The aim of the presented study was to explore the differences in the inferences and statistical significances in a model situation comparing volumetric parameters between healthy controls and type 1 diabetes patients using various FreeSurfer versions. Methods: T1- and T2-weighted structural scans of healthy controls and type 1 diabetes patients were processed with FreeSurfer 5.3, FreeSurfer 5.3 HCP, FreeSurfer 6.0 and FreeSurfer 7.1, followed by inter-group statistical comparison using outputs of individual FreeSurfer versions.

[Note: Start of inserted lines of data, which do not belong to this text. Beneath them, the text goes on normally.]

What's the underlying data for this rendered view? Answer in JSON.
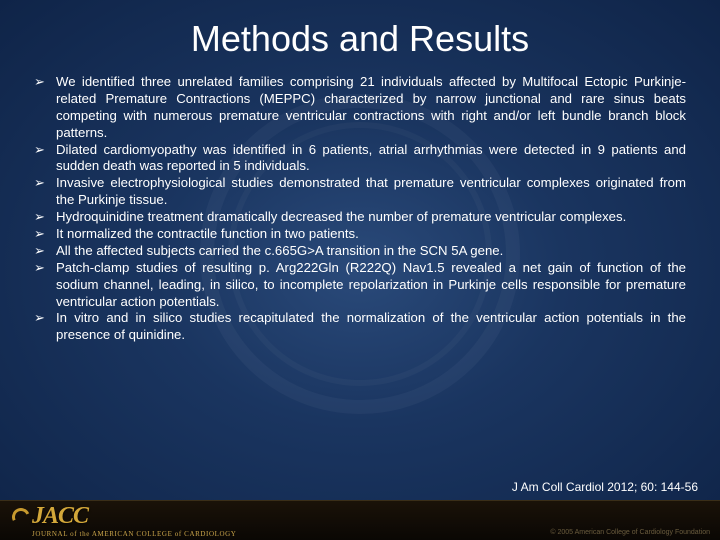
{
  "title": "Methods and Results",
  "bullets": [
    "We identified three unrelated families comprising 21 individuals affected by Multifocal Ectopic Purkinje-related Premature Contractions (MEPPC) characterized by narrow junctional and rare sinus beats competing with numerous premature ventricular contractions with right and/or left bundle branch block patterns.",
    "Dilated cardiomyopathy was identified in 6 patients, atrial arrhythmias were detected in 9 patients and sudden death was reported in 5 individuals.",
    "Invasive electrophysiological studies demonstrated that premature ventricular complexes originated from the Purkinje tissue.",
    "Hydroquinidine treatment dramatically decreased the number of premature ventricular complexes.",
    "It normalized the contractile function in two patients.",
    "All the affected subjects carried the c.665G>A transition in the SCN 5A gene.",
    "Patch-clamp studies of resulting p. Arg222Gln (R222Q) Nav1.5 revealed a net gain of function of the sodium channel, leading, in silico, to incomplete repolarization in Purkinje cells responsible for premature ventricular action potentials.",
    "In vitro and in silico studies recapitulated the normalization of the ventricular action potentials in the presence of quinidine."
  ],
  "citation": "J Am Coll Cardiol 2012; 60: 144-56",
  "footer": {
    "logo_text": "JACC",
    "logo_subtitle": "JOURNAL of the AMERICAN COLLEGE of CARDIOLOGY",
    "copyright": "© 2005 American College of Cardiology Foundation"
  },
  "colors": {
    "bg_center": "#2a4a7a",
    "bg_edge": "#0f2448",
    "text": "#ffffff",
    "accent_gold": "#d4a83a",
    "footer_bg": "#1a1208"
  }
}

Results: Worryingly, FreeSurfer 5.3 detected both cortical and subcortical volume differences out of the preselected regions of interest, but newer versions such as FreeSurfer 5.3 HCP and FreeSurfer 6.0 reported only subcortical differences of lower magnitude and FreeSurfer 7.1 failed to find any statistically significant inter-group differences. Conclusion: Since group averages of individual FreeSurfer versions closely matched, in keeping with previous literature, the main origin of this disparity seemed to lie in substantially higher within-group variability in the model pathological condition.
Ergo, until validation in common research scenarios as case–control comparison studies is included into the development process of new software suites, confirmatory analyses utilising a similar software based on analogous, but not fully equivalent principles, might be considered as supplement to careful quality control.